Open the right Windows area first, then follow the changes one by one

  1. Press Start, type Wi-Fi settings, and open the page with that exact name.
  2. Connect to the same network you normally use and confirm whether it drops again before changing more than one thing.
  3. Open PowerShell as administrator if you want to run the stronger reset commands on this page.
  4. Run the DNS flush command first. If the issue keeps happening, run the Winsock reset and IP reset commands.
  5. Restart the PC after the stronger reset commands.
  6. Reconnect to the same Wi-Fi network, test browsing or a download, and only then decide whether you still need deeper router or driver checks.

Exact click path

Tell the user exactly what to open and press

Do not change ten things at once.

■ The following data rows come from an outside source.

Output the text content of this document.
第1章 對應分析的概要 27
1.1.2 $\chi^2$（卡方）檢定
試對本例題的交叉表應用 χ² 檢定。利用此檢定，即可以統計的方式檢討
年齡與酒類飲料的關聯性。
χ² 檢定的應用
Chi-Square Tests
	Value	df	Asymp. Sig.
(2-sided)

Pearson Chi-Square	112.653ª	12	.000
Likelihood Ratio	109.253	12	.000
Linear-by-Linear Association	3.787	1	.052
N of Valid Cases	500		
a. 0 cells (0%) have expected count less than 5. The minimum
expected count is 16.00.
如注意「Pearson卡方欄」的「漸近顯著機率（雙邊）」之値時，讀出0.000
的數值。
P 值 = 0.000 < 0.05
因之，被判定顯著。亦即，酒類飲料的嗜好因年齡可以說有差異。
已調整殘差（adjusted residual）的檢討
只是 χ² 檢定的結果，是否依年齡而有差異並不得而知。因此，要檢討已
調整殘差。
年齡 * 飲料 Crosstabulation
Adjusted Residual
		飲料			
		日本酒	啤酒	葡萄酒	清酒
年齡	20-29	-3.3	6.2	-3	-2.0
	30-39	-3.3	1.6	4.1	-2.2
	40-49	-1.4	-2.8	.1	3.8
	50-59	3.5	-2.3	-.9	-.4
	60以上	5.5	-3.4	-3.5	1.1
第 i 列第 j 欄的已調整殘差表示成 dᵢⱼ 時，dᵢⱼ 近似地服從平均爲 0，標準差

Open the exact Windows page first, make one clear change, then check whether it solved the problem before moving on.

Fast open: Press Start, type Wi-Fi settings, and open that page first. If you want the fastest first try, run the DNS flush command and then test the same network again.

How to use

  1. Test the quickest network commands first because they often fix stale DNS, socket, or adapter state without deeper changes.
  2. Open Wi-Fi settings and confirm you are testing the correct saved network, not switching between similar names.
  3. Use Winsock and IP reset commands only when the connection keeps failing after simpler checks.
  4. Restart after the stronger reset commands so Windows reloads the adapter cleanly.
  5. Test the same Wi-Fi network again before changing more settings so you can judge the result clearly.

Related pages

Keep going with the next useful page

Use these links when you want the matching script, another Windows help page, or a browser tool for the same job.

FAQ

Questions about How to Fix Wi-Fi That Keeps Disconnecting in Windows

Will network reset commands forget my Wi-Fi network?

Some stronger network resets can clear saved network state. Have the Wi-Fi password ready before you run them.

Why does Wi-Fi fail after sleep or wake?

The adapter, driver state, or Windows network stack can fail to resume cleanly. That is why restart and reset testing are part of this flow.